Uma mulher de 43 anos foi condenada a sete anos de prisão por ter acedido ilegalmente a 87 contas bancárias e desviado cerca de 188 mil euros, recorrendo a um esquema baseado na clonagem de cartões SIM.
A decisão foi confirmada pelo Supremo Tribunal de Justiça, que rejeitou o recurso apresentado pela arguida.
De acordo com o Correio da Manhã, a mulher, licenciada em marketing e publicidade e com experiência profissional como assistente de bordo, auferia cerca de três mil euros mensais.
O processo refere que o consumo de estupefacientes terá estado na origem do envolvimento num esquema de burla informática que lesou dezenas de pessoas, duas operadoras de telecomunicações e quatro instituições bancárias.
Como funcionava o esquema
Segundo a mesma fonte, o Ministério Público acusou a arguida de ter utilizado dados pessoais obtidos indevidamente a partir de bases de dados informáticas de operadoras telefónicas e entidades bancárias.

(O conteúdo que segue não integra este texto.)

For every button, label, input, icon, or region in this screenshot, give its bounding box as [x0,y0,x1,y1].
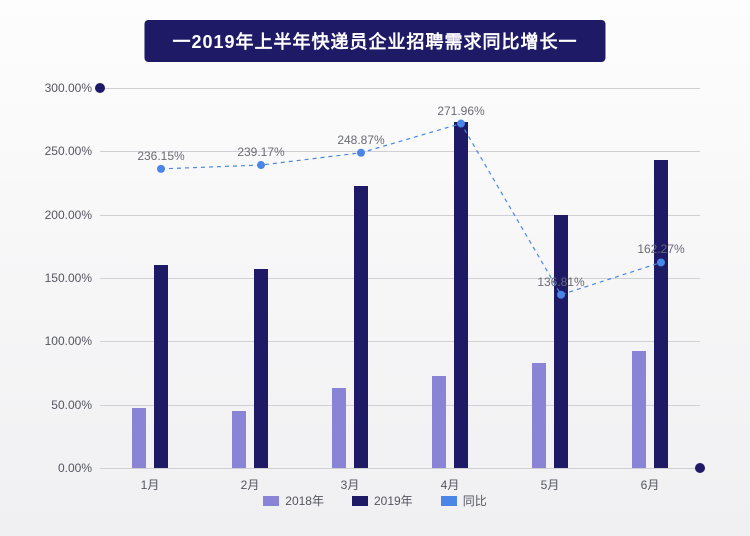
y-axis-endpoint [95,83,105,93]
y-tick-label: 200.00% [45,208,92,222]
legend-label: 2018年 [285,492,324,509]
line-layer [100,88,700,468]
yoy-marker [457,120,465,128]
legend-label: 同比 [463,492,487,509]
x-tick-label: 1月 [141,476,160,493]
y-tick-label: 300.00% [45,81,92,95]
yoy-marker [257,161,265,169]
yoy-marker [557,291,565,299]
legend-item-s2019: 2019年 [352,492,413,509]
x-tick-label: 6月 [641,476,660,493]
yoy-marker [157,165,165,173]
chart-plot-area: 0.00%50.00%100.00%150.00%200.00%250.00%3… [100,88,700,468]
yoy-line [161,124,661,295]
y-tick-label: 0.00% [58,461,92,475]
x-tick-label: 3月 [341,476,360,493]
y-tick-label: 50.00% [51,398,92,412]
yoy-marker [357,149,365,157]
legend-item-s2018: 2018年 [263,492,324,509]
y-tick-label: 150.00% [45,271,92,285]
legend-swatch [441,496,457,506]
legend-item-yoy: 同比 [441,492,487,509]
x-tick-label: 2月 [241,476,260,493]
y-tick-label: 100.00% [45,334,92,348]
gridline [100,468,700,469]
chart-title: 一2019年上半年快递员企业招聘需求同比增长一 [144,20,605,62]
x-tick-label: 5月 [541,476,560,493]
yoy-marker [657,258,665,266]
y-tick-label: 250.00% [45,144,92,158]
legend-swatch [352,496,368,506]
legend: 2018年 2019年 同比 [0,492,750,509]
legend-swatch [263,496,279,506]
chart-title-text: 一2019年上半年快递员企业招聘需求同比增长一 [172,32,577,52]
legend-label: 2019年 [374,492,413,509]
x-tick-label: 4月 [441,476,460,493]
x-axis-endpoint [695,463,705,473]
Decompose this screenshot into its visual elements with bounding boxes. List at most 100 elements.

Na posse dessas informações, conseguia aceder aos serviços de homebanking das vítimas.
O método passava, numa primeira fase, pela identificação de clientes de determinadas instituições financeiras através do Número de Identificação Fiscal.
Posteriormente, fazia-se passar pela titular do cartão SIM ou por um familiar e solicitava junto da operadora uma segunda via do cartão.
Com esse procedimento, criava um clone do número de telemóvel da vítima. Ao assumir o controlo da linha telefónica, conseguia redefinir palavras passe e validar operações bancárias através dos códigos enviados por SMS, obtendo assim acesso às contas e aos cartões de crédito associados.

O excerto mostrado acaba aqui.